Nicholas Weiner ’22: Book XXI, Chapter I (In Which the Route and Coastline of the Mainland Is Discussed and Described)

Book XXI, Chapter I

In which the route and coastline of the Mainland is discussed and described, from the Strait of Ferdinand Magellan to the large and famous river of Panama, also known as the Río de la Plata, coming towards the equinoctial line and our arctic pole from the Antarctic or southern portion.

Translated by Nicholas Weiner ’22

From Cape Vírgenes, which is on the direction of the equinox at the mouth of the Strait of Magellan, coming towards the equinoctial line, it is twenty leagues to the Bay of Santiago; and from there, there are another ten leagues to the river called de la Cruz, in which there is a round island.
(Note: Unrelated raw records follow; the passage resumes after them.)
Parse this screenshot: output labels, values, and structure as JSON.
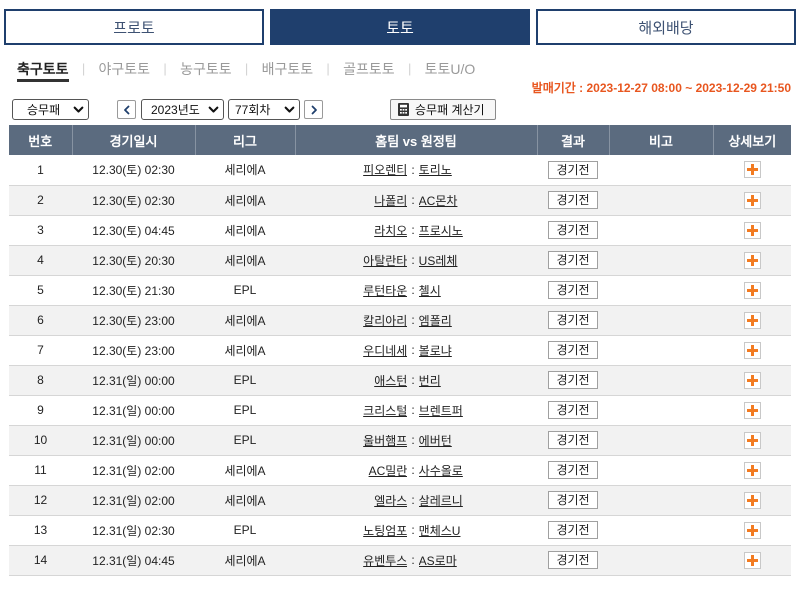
{
  "top_tabs": [
    {
      "label": "프로토",
      "active": false
    },
    {
      "label": "토토",
      "active": true
    },
    {
      "label": "해외배당",
      "active": false
    }
  ],
  "sport_tabs": {
    "items": [
      "축구토토",
      "야구토토",
      "농구토토",
      "배구토토",
      "골프토토",
      "토토U/O"
    ],
    "separator": "|",
    "active_index": 0
  },
  "sale_period": "발매기간 : 2023-12-27 08:00 ~ 2023-12-29 21:50",
  "controls": {
    "game_type": {
      "selected": "승무패",
      "icon": "chevron-down-icon"
    },
    "prev_button_icon": "chevron-left-icon",
    "year": {
      "selected": "2023년도",
      "icon": "chevron-down-icon"
    },
    "round": {
      "selected": "77회차",
      "icon": "chevron-down-icon"
    },
    "next_button_icon": "chevron-right-icon",
    "calculator": {
      "label": "승무패 계산기",
      "icon": "calculator-icon"
    }
  },
  "table": {
    "columns": [
      "번호",
      "경기일시",
      "리그",
      "홈팀 vs 원정팀",
      "결과",
      "비고",
      "상세보기"
    ],
    "team_separator": ":",
    "detail_icon": "plus-icon",
    "rows": [
      {
        "no": 1,
        "datetime": "12.30(토) 02:30",
        "league": "세리에A",
        "home": "피오렌티",
        "away": "토리노",
        "result": "경기전"
      },
      {
        "no": 2,
        "datetime": "12.30(토) 02:30",
        "league": "세리에A",
        "home": "나폴리",
        "away": "AC몬차",
        "result": "경기전"
      },
      {
        "no": 3,
        "datetime": "12.30(토) 04:45",
        "league": "세리에A",
        "home": "라치오",
        "away": "프로시노",
        "result": "경기전"
      },
      {
        "no": 4,
        "datetime": "12.30(토) 20:30",
        "league": "세리에A",
        "home": "아탈란타",
        "away": "US레체",
        "result": "경기전"
      },
      {
        "no": 5,
        "datetime": "12.30(토) 21:30",
        "league": "EPL",
        "home": "루턴타운",
        "away": "첼시",
        "result": "경기전"
      },
      {
        "no": 6,
        "datetime": "12.30(토) 23:00",
        "league": "세리에A",
        "home": "칼리아리",
        "away": "엠폴리",
        "result": "경기전"
      },
      {
        "no": 7,
        "datetime": "12.30(토) 23:00",
        "league": "세리에A",
        "home": "우디네세",
        "away": "볼로냐",
        "result": "경기전"
      },
      {
        "no": 8,
        "datetime": "12.31(일) 00:00",
        "league": "EPL",
        "home": "애스턴",
        "away": "번리",
        "result": "경기전"
      },
      {
        "no": 9,
        "datetime": "12.31(일) 00:00",
        "league": "EPL",
        "home": "크리스털",
        "away": "브렌트퍼",
        "result": "경기전"
      },
      {
        "no": 10,
        "datetime": "12.31(일) 00:00",
        "league": "EPL",
        "home": "울버햄프",
        "away": "에버턴",
        "result": "경기전"
      },
      {
        "no": 11,
        "datetime": "12.31(일) 02:00",
        "league": "세리에A",
        "home": "AC밀란",
        "away": "사수올로",
        "result": "경기전"
      },
      {
        "no": 12,
        "datetime": "12.31(일) 02:00",
        "league": "세리에A",
        "home": "엘라스",
        "away": "살레르니",
        "result": "경기전"
      },
      {
        "no": 13,
        "datetime": "12.31(일) 02:30",
        "league": "EPL",
        "home": "노팅엄포",
        "away": "맨체스U",
        "result": "경기전"
      },
      {
        "no": 14,
        "datetime": "12.31(일) 04:45",
        "league": "세리에A",
        "home": "유벤투스",
        "away": "AS로마",
        "result": "경기전"
      }
    ]
  },
  "colors": {
    "brand_navy": "#1f3f6d",
    "sale_period_text": "#e8561f",
    "table_header_bg": "#5b6b7f",
    "row_alt_bg": "#f2f2f2",
    "detail_plus": "#f27b21"
  }
}
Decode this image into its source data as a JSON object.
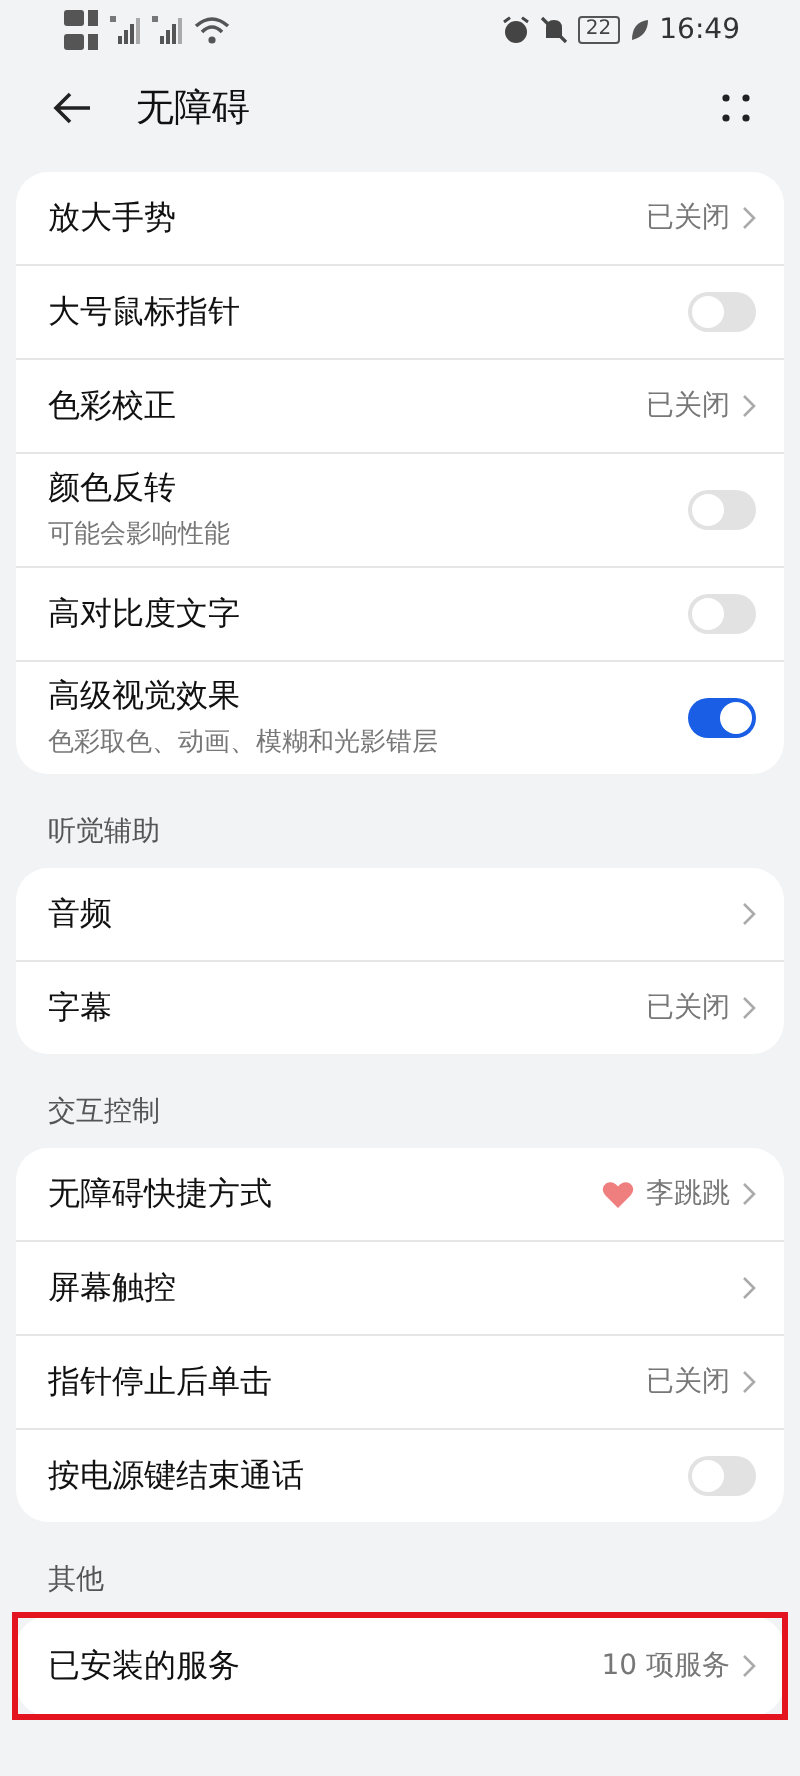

It is twenty-five leagues from this river to the point of the San Julián river, which is further north, and the land from the tip of this port to the bay is called Sierras Hermosas, and it is twenty leagues from here to the bay they call Los Trabajos. Two rivers flow into this bay alongside an island, and the river closest to us and the equinoctial line is called the Juan Serrano River. He was a talented navigator who was with the aforementioned Captain Magellan on the first voyage as senior navigator, when that famous Strait was discovered. The distance from the promontory of Cape Vírgenes to this river could be eighty leagues, more or less; and it is located a little more than forty-nine degrees from the equinoctial line.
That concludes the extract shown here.